I have not been able to create the new project from the old code successfully. I keep getting an error: "Source control cannot add the solution: Solution would span multiple workspaces"
My process for attempting the new project creation:
Create a workspace for the previous team's version of the code.
Get latest version of that code into local mapped workspace directory
Open the solution.
Unbind all projects and solution.
Close solution.
Create a workspace for the new version of the code on our TFS server.
Copy the unbound code on my local box to the new local workspace mapped folder.
Open the solution from the new directory.
"Add to source control" from the new solution.
Then I get the error. I have tried removing the TFS security files out of the code directories in the unbound version and tried changing source control instead of adding to source control (but it just binds back to the original instead of letting me bind to the new).
Is there any other way to do this besides recreating the solution/projects and adding back all the files and references? It doesn't seem like it should be this difficult...
Any advice much appreciated!
Your way should work...there's probably some minor discrepancy in your steps or your initial state that I'm misinterpreting. Rather than debug to death, let's abandon what you've got so far and do this instead:
Fetch the previous team's code onto your machine somehow. Preferably just a straight robocopy from a colleague or the old build server; no TFS connections. If you do have any workspaces associated with the old TFS, delete them now.

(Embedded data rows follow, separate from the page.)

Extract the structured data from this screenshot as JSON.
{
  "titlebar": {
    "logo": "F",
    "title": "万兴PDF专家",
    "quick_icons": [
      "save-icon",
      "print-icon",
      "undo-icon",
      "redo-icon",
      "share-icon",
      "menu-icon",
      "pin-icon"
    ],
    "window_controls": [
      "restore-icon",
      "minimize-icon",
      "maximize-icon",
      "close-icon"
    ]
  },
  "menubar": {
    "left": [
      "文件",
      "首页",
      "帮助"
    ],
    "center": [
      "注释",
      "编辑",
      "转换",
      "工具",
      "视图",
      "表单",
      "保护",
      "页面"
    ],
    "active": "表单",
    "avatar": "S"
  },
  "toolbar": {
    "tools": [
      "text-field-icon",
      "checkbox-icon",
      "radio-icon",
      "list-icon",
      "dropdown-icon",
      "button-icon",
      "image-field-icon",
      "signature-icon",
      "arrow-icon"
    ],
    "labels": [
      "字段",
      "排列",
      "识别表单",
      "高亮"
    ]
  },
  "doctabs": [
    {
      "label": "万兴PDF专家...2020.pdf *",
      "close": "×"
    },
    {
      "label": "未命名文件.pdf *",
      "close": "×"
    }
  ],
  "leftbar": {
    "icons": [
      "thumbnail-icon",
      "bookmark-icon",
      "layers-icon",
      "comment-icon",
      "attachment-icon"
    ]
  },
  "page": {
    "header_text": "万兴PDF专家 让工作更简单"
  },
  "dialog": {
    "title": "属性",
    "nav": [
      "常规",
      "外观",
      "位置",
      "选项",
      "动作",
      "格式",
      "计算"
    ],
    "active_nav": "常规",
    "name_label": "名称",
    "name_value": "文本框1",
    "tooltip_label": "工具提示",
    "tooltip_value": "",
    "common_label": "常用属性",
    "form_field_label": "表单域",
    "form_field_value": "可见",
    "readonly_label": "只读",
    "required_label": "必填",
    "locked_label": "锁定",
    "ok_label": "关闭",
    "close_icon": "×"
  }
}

Unplug from the network, or otherwise ensure the old TFS is not reachable.
Open the solution.
You'll be prompted: "work offline" or "permanently remove bindings"? Choose the latter.
File -> Save All.
Reconnect to the network.
Create a workspace that maps a superset of the code dirs to some path on the new TFS.

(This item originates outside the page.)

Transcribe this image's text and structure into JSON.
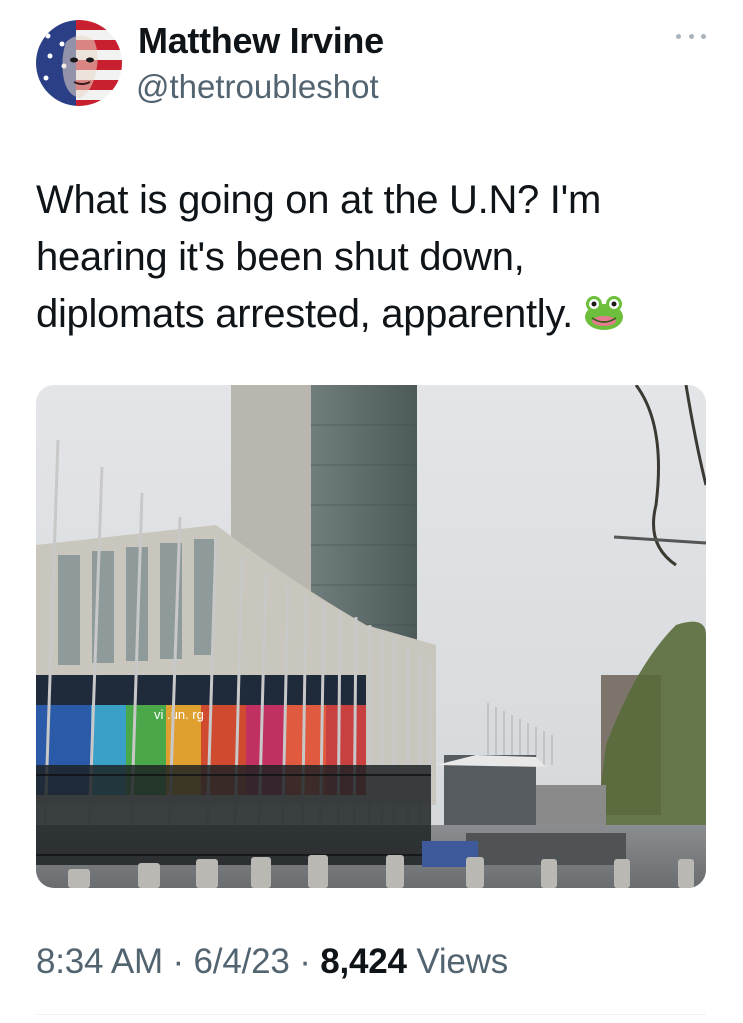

Solution Explorer -> rightclick root node -> "Add to source control."
Per the rules I describe on my blog, step 8 should succeed w/o user intervention (no "browse for folder" dialog, no error popups).

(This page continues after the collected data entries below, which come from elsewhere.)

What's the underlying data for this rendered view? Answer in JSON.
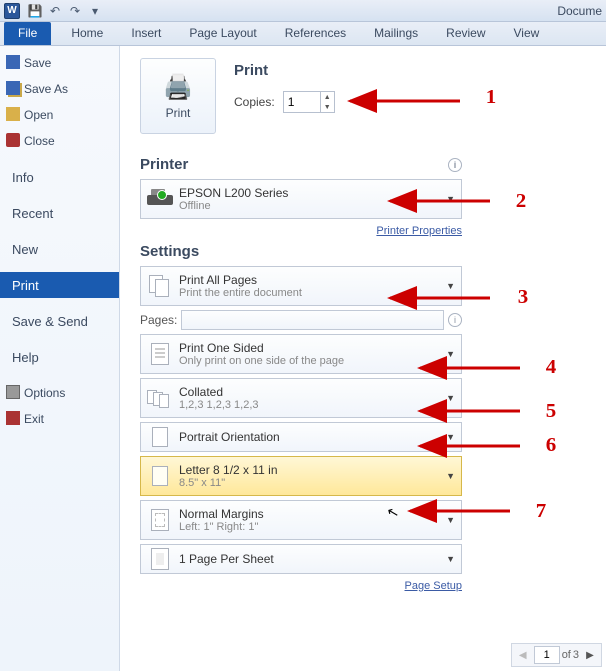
{
  "titlebar": {
    "doc_title": "Docume"
  },
  "ribbon": {
    "file": "File",
    "tabs": [
      "Home",
      "Insert",
      "Page Layout",
      "References",
      "Mailings",
      "Review",
      "View"
    ]
  },
  "sidebar": {
    "quick": [
      {
        "label": "Save",
        "icon": "save-icon"
      },
      {
        "label": "Save As",
        "icon": "save-as-icon"
      },
      {
        "label": "Open",
        "icon": "open-icon"
      },
      {
        "label": "Close",
        "icon": "close-icon"
      }
    ],
    "main": [
      {
        "label": "Info"
      },
      {
        "label": "Recent"
      },
      {
        "label": "New"
      },
      {
        "label": "Print",
        "selected": true
      },
      {
        "label": "Save & Send"
      },
      {
        "label": "Help"
      }
    ],
    "footer": [
      {
        "label": "Options",
        "icon": "options-icon"
      },
      {
        "label": "Exit",
        "icon": "exit-icon"
      }
    ]
  },
  "print": {
    "title": "Print",
    "button_label": "Print",
    "copies_label": "Copies:",
    "copies_value": "1"
  },
  "printer": {
    "title": "Printer",
    "name": "EPSON L200 Series",
    "status": "Offline",
    "properties_link": "Printer Properties"
  },
  "settings": {
    "title": "Settings",
    "range": {
      "t1": "Print All Pages",
      "t2": "Print the entire document"
    },
    "pages_label": "Pages:",
    "pages_value": "",
    "sides": {
      "t1": "Print One Sided",
      "t2": "Only print on one side of the page"
    },
    "collate": {
      "t1": "Collated",
      "t2": "1,2,3   1,2,3   1,2,3"
    },
    "orient": {
      "t1": "Portrait Orientation"
    },
    "paper": {
      "t1": "Letter 8 1/2 x 11 in",
      "t2": "8.5\" x 11\""
    },
    "margins": {
      "t1": "Normal Margins",
      "t2": "Left: 1\"   Right: 1\""
    },
    "ppp": {
      "t1": "1 Page Per Sheet"
    },
    "page_setup_link": "Page Setup"
  },
  "pagenav": {
    "current": "1",
    "of_label": "of",
    "total": "3"
  },
  "annotations": {
    "n1": "1",
    "n2": "2",
    "n3": "3",
    "n4": "4",
    "n5": "5",
    "n6": "6",
    "n7": "7"
  }
}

Note: steps 2-4 assume you have VS 2008. If you have 2005 you'll have to manually poke around in the Bind dialog.
We're using TFS and we're having problems when we switch branches, it's throwing up problems with the TFS bindings every single time.
We still have
.vspcc files
.vsscc files
which is I'm guessing where it stores the bindings, does anyone have any advice on how to easily switch between branches in TFS without pain?
These files are used to store files that are excluded from source control - and yes, they are themselves under source control. I've never had to worry about these before, so I don't think that's where the problem is.
Bindings are normally stored in your actual proj and sln files.
If you have problems with binding, you actually have some problem with your workspace. Either make a new workspace in a new local folder, and get everything from the server there from scratch (i.e. setting up the workspace mapping through visual studio, opening your solution via the source explorer etc. Don't use any clever tricks here - otherwise strange things happen), or try going to File -> Source Control -> Change Source Control, unbinding all projects and rebinding them. VS will blindly write the binding info anew into your project and sln files if you do this.
Especially make sure that all server paths you're checking out can be mapped to a local path.
Switching between branches is just done by opening the appropriate solution file from the appropriate folder/branch. It's not normal that this gives you problems, obviously.